A typical bull market usually coincides with decent economic numbers when most companies are doing quite well. As a result, most participants become over optimistic and bid up the stocks of these companies. We thus have a confluence of factors – companies performing better than usual and being valued at higher multiples of peak earnings.

In addition to these factors, there are several psychological factors which come into play at this time. Let’s go over some of them

– Social proof: At such times, you see people around you getting rich and more reckless the person, higher the returns. It is not easy on the psyche to watch your friends get rich , whereas you sit around doing nothing.
– Scarcity: During bear markets, waiting helps. As the numbers are bad or getting worse, stock price for most companies stay stagnant at best. As a result, if you like to dig deep into a company, you have all the time in the world. No such luck during bull market. Any company with a half decent results gets bid up. As a result, you can either forgo an opportunity or buy the stock with lesser due diligence
– Confirmation bias: A bull market gives a positive signal and makes you feel that you are doing something right. As a result, there is a tendency to ignore risks and not look for disconfirming evidence
– Authority bias: If you switch on a channel, every other talking head and self-proclaimed guru on TV is painting the vision of a glorious future where all of us would be rich. This makes you feel as the only idiot who does not get it

In effect there are multiple psychological and other factors, which conspire to get your guard down and ignore the risks

A bad hangover

I can recall the emotional roller coaster in the previous cycle, with the only difference that these cycles used to run over a period of 3-5 years. The years 2001-2003 (which is ancient for most investors) was a grinding and slow bear market.

It was the exact opposite of what we see now. I can remember buying companies selling for 5 times earnings, growing at 15-20% per annum and still going down in price. If you think these were low quality stocks, then that was not the case. I am talking of companies like Marico and pidilite which are the darlings of the quality school of investing now.

A new investor like me just could not understand why the market was behaving in this fashion.

The market started turning in 2003 and from there it took off for the next 5 years. A lot of my personal holdings went up multiple times (no one used the term multi-baggers as often then) and it was great to feel vindicated/ smart.

The problem with feeling smart was that is that you also feel invincible. The net impact of all these emotions is that I made a few picks, which were marginal at best.  These sub-par picks came back to bite me during the next downturn when they performed far worse than the overall markets.

A fight against instincts

The natural instinct for any investor is do the opposite of what should rationally be done.  When the markets are dropping due to poor fundamentals and bad sentiments, the tendency of most investors is to withdraw into a shell and wait for the sky to clear up.

This is usually the wrong action.

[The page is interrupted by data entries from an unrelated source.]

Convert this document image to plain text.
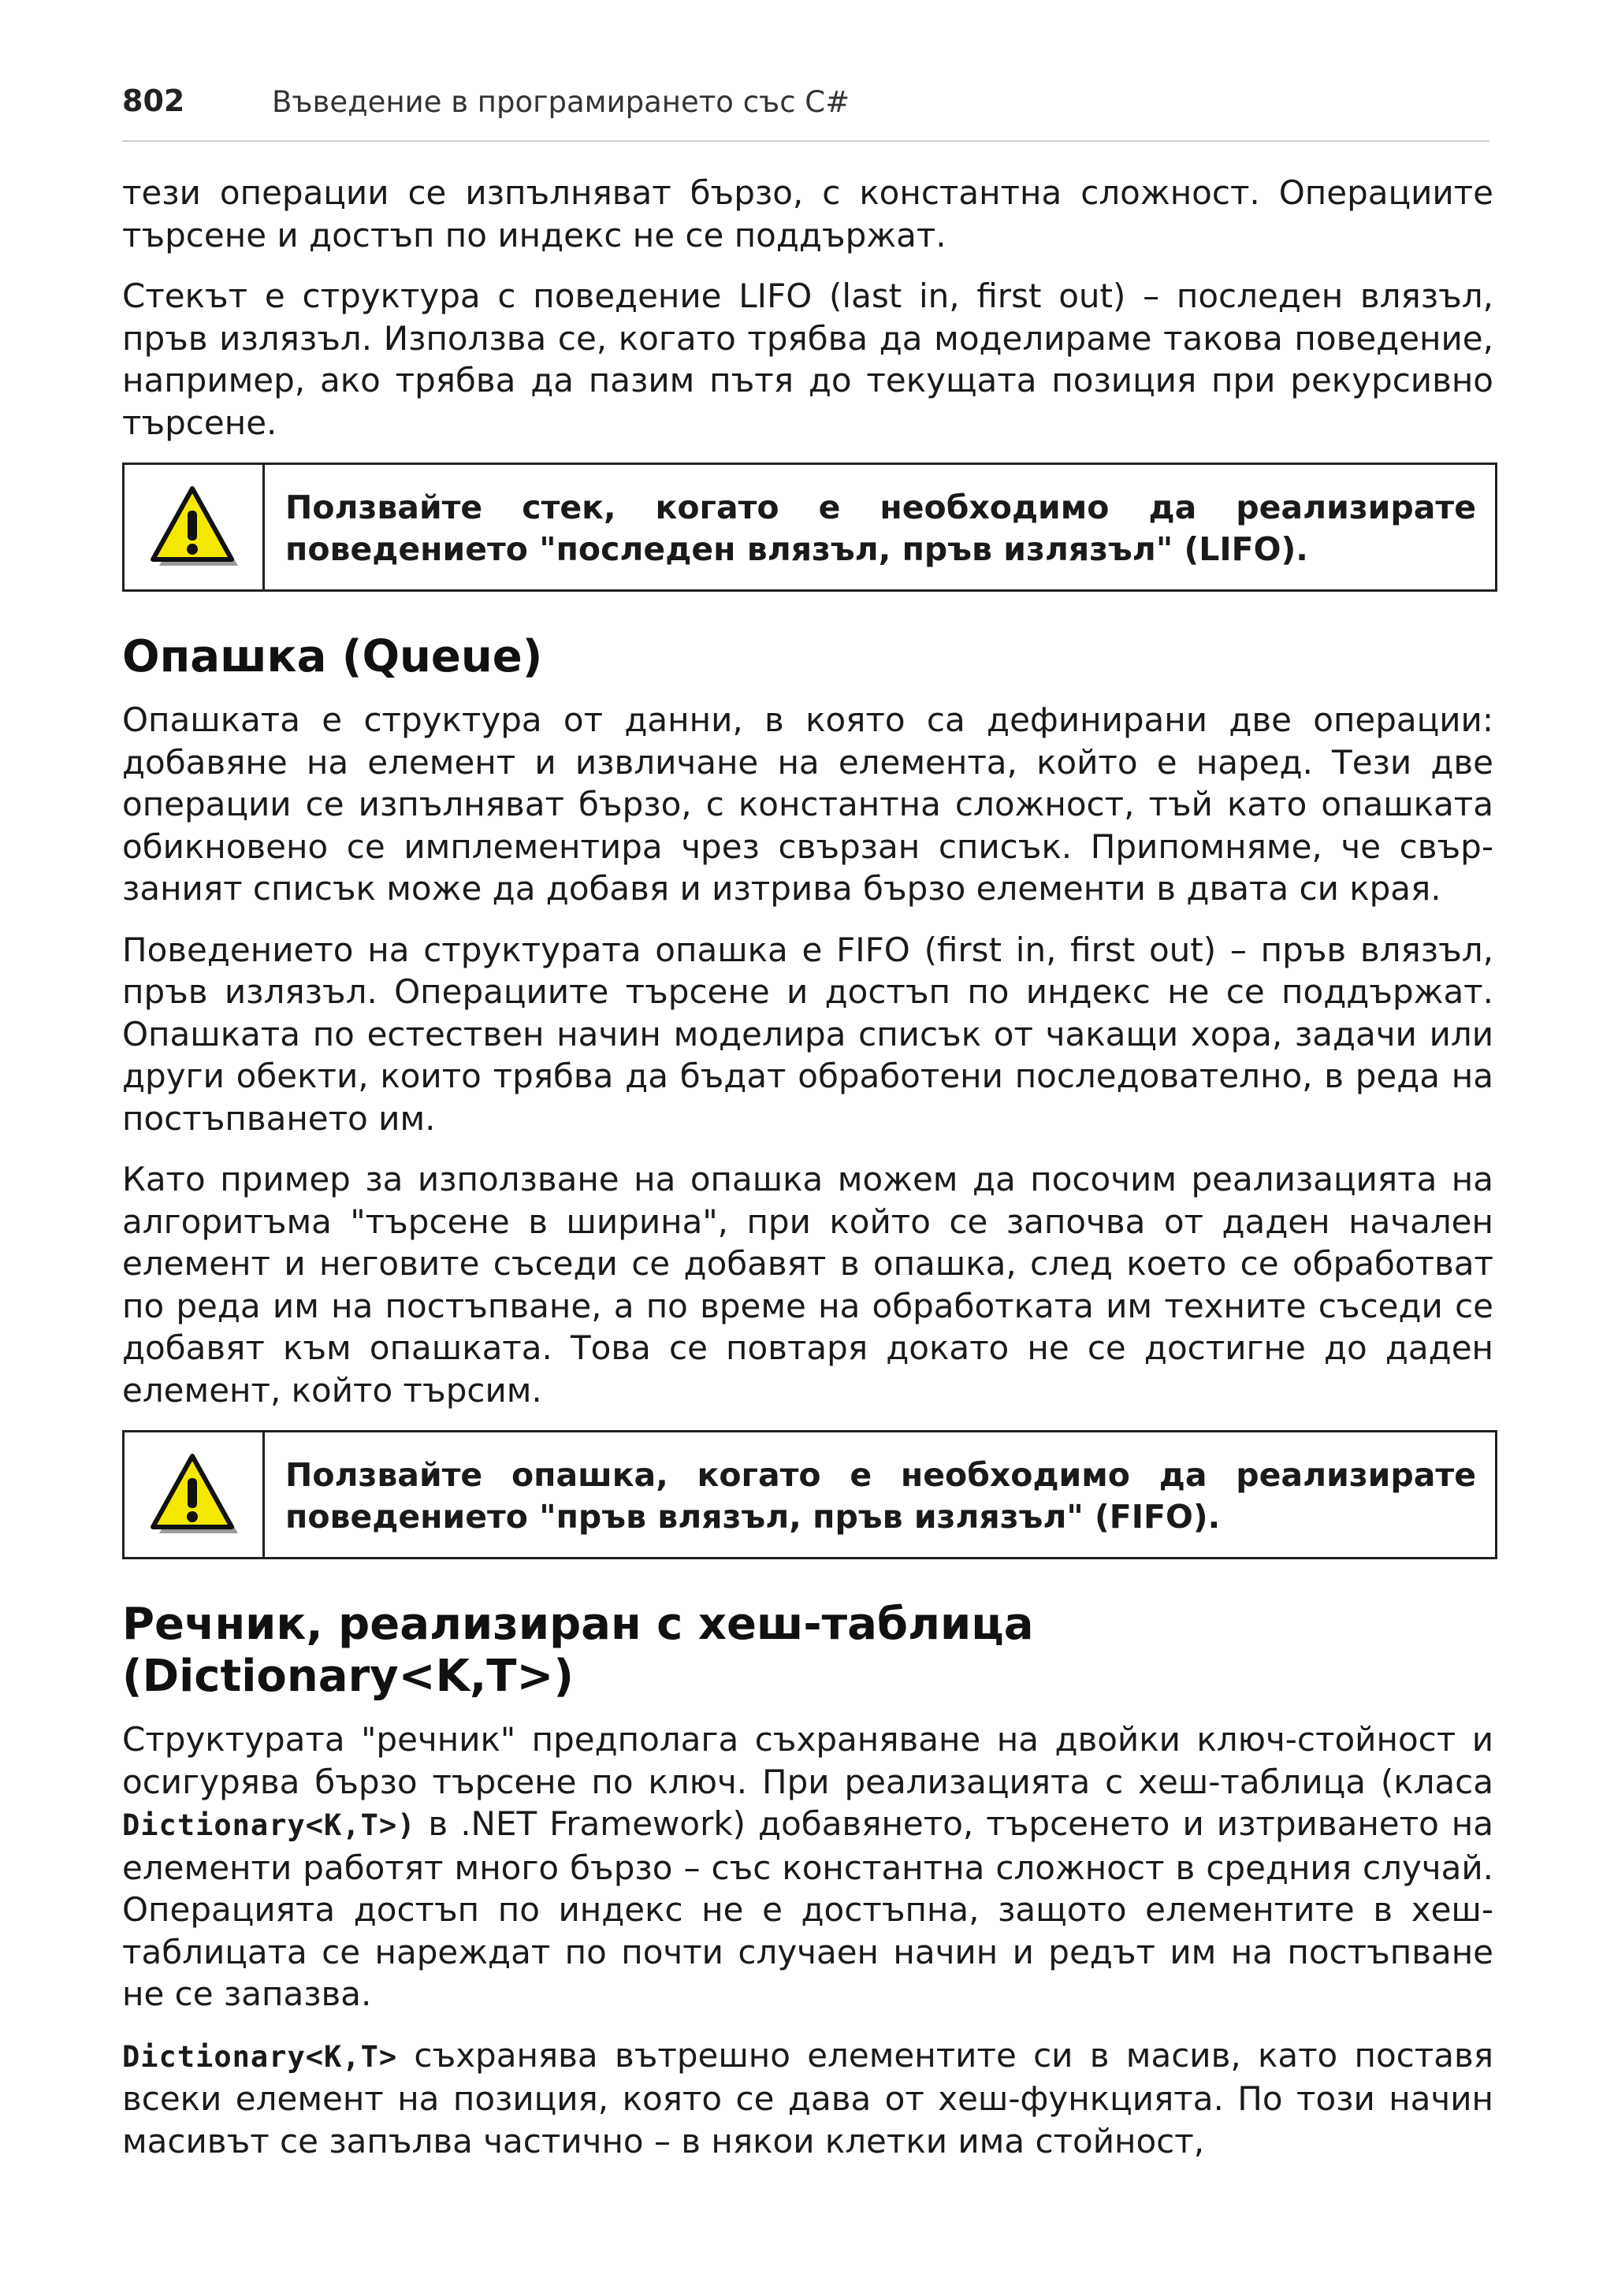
802	Въведение в програмирането със C#

тези операции се изпълняват бързо, с константна сложност. Операциите търсене и достъп по индекс не се поддържат.

Стекът е структура с поведение LIFO (last in, first out) – последен влязъл, пръв излязъл. Използва се, когато трябва да моделираме такова поведение, например, ако трябва да пазим пътя до текущата позиция при рекурсивно търсене.

Ползвайте стек, когато е необходимо да реализирате поведението "последен влязъл, пръв излязъл" (LIFO).
Опашка (Queue)

Опашката е структура от данни, в която са дефинирани две операции: добавяне на елемент и извличане на елемента, който е наред. Тези две операции се изпълняват бързо, с константна сложност, тъй като опашката обикновено се имплементира чрез свързан списък. Припомняме, че свързаният списък може да добавя и изтрива бързо елементи в двата си края.

Поведението на структурата опашка е FIFO (first in, first out) – пръв влязъл, пръв излязъл. Операциите търсене и достъп по индекс не се поддържат. Опашката по естествен начин моделира списък от чакащи хора, задачи или други обекти, които трябва да бъдат обработени последователно, в реда на постъпването им.

Като пример за използване на опашка можем да посочим реализацията на алгоритъма "търсене в ширина", при който се започва от даден начален елемент и неговите съседи се добавят в опашка, след което се обработват по реда им на постъпване, а по време на обработката им техните съседи се добавят към опашката. Това се повтаря докато не се достигне до даден елемент, който търсим.

Ползвайте опашка, когато е необходимо да реализирате поведението "пръв влязъл, пръв излязъл" (FIFO).
Речник, реализиран с хеш-таблица (Dictionary<K,T>)

Структурата "речник" предполага съхраняване на двойки ключ-стойност и осигурява бързо търсене по ключ. При реализацията с хеш-таблица (класа Dictionary<K,T>) в .NET Framework) добавянето, търсенето и изтриването на елементи работят много бързо – със константна сложност в средния случай. Операцията достъп по индекс не е достъпна, защото елементите в хеш-таблицата се нареждат по почти случаен начин и редът им на постъпване не се запазва.

Dictionary<K,T> съхранява вътрешно елементите си в масив, като поставя всеки елемент на позиция, която се дава от хеш-функцията. По този начин масивът се запълва частично – в някои клетки има стойност,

Unless you believe that the world is going to end (in which case, stocks should not be your worry), it makes sense to buy attractively priced companies as markets usually have a tendency to extrapolate the recent trends into the future.

The same tendency is also visible during bull markets which leads investors to buy at the wrong price. The right action at such times would be to sell or do nothing, if the company is not overpriced. I personally think that one should go one step beyond – use this period to clean up your portfolio. If you hold some companies, which you are not as confident about, sell them down and increase the cash holding. A bull market is a good time to  swallow the bitter pill when the overall portfolio is doing well.

It is not easy

I wrote this a year back after the market dropped by 15% and this still holds true, except the circumstances have changed to a bull market.  Instead of courage to manage the fear, one needs the same courage to manage greed and euphoria.

It requires an equal amount of effort (or even more) to watch everyone around you make easy money, while you stick to your principles and refuse to take part in the madness.